Beyond just Nielsen, Thurber said it’s “amazing how people forget about controversy in Washington these days.” Even Scott Pruitt, who finally bowed out as EPA chief on Thursday after months of scrutiny over his spending which sparked at least 13 federal investigations, will probably “end up getting a good job,” Thurber said: “People will take care of him” because the “industry owes him a lot.”
Other professionals in the lobbying industry agreed with his assessment. A lobbyist who runs a bipartisan firm in D.C., who spoke anonymously to allow him to speak freely, told Splinter that while Nielsen might not end up working for a household name corporation, “the influence-adjacent world is much bigger, much less transparent”—and that’s “exactly the route I would expect her to take.”
Even without being directly hired as a lobbyist or consultant by a big firm, “you can make a pretty nice life” in a less public-facing role, they said. The lobbyist also said there are “a whole host of companies that probably wouldn’t hesitate” to hire Nielsen—which would still more than pay the bills.
Another experienced lobbyist was less circumspect. Pat Griffin, a veteran Democratic lobbyist, said Nieslen would have no trouble getting hired after working for Trump. Griffin said he suspects if Trump disavowed Nielsen in some public way, that could pose problems for her, but if she’s able to go quietly, “She’ll do just fine in this perverted little world.” Relationships, such as with those “on the Hill, in the area she has some expertise,” trump all other considerations, he said.

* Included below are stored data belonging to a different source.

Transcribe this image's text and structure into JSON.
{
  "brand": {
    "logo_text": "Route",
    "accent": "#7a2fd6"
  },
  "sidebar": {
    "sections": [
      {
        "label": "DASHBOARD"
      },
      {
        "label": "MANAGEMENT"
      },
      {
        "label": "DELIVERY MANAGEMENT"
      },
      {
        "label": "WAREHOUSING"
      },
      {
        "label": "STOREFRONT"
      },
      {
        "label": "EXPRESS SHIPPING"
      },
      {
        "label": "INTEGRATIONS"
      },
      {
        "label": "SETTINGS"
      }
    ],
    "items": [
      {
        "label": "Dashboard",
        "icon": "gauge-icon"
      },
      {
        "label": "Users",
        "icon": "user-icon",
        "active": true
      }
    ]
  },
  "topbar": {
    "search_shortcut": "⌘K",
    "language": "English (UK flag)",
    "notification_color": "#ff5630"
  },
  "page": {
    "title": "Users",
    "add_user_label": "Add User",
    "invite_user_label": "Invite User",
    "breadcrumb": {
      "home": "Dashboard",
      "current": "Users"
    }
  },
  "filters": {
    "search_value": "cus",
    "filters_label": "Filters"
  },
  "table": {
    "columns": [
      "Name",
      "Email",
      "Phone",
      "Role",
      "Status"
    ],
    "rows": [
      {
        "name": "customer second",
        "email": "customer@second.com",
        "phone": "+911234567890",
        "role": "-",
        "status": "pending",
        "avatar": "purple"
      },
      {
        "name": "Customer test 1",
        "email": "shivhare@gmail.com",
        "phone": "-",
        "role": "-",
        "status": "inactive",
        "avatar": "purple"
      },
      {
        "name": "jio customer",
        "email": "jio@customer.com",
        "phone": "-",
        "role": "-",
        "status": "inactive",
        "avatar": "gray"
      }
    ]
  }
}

Those relationships are vital, and they’re a huge factor—if not the factor—in why ex-administration officials get snapped up once they leave. After all, the field is often euphemistically called “government relations.” This was the point another lobbyist at one of the biggest bipartisan firms in Washington emphasized to me: that Nielsen’s employability might be “contingent upon how long [John] Kelly is chief of staff,” as her close relationship with Kelly “would give people a reason to reach out to her.” And even if she might be “a little radioactive” for a while, she won’t “necessarily [be] forever.”
Dunking on Howard Dean and his infinite wisdom aside, this is a reality worth driving home again and again: As much as this White House is Not Normal, so much about it, including many of the dirtiest aspects of it, are perfectly typical in DC. We might like to tell ourselves that after Trump leaves, things will go back to how they were and, by extension, the evil will be gone, like it was all just a bad dream. But repudiating political evil is not what’s normal in Washington, and it never was. What’s normal is to cultivate the ills that keep our political system oiled with money from special interests and our bills stuffed with giveaways to corporations to get your client the win they’re after.
Even if there isn’t a single lobbyist in town who thinks the child separation policy is a good idea—and I’d bet almost none of them do—it wouldn’t matter; it isn’t their job to trade in good ideas or to have opinions about what makes for humane policy. Their job is to get the best outcomes for the entity paying them. Money will always flow to whoever can most efficiently maximize returns.
For some person or company or interest out there, it’s very likely that person will be Kirstjen Nielsen, a proven liar who shows no signs of possessing a soul or a wisp of decency in her body. She might very well launch a highly publicized campaign to rehabilitate her image—No, I never really believed it, I tried to stop it, I’m one of the good ones, I was just following orders—or she might try to just keep her head down and sink back into the swamp. Either way, she’ll get hers, just as they always have. And they’ll keep doing it, until we make it more painful to do so than to be driven out, never to be seen again.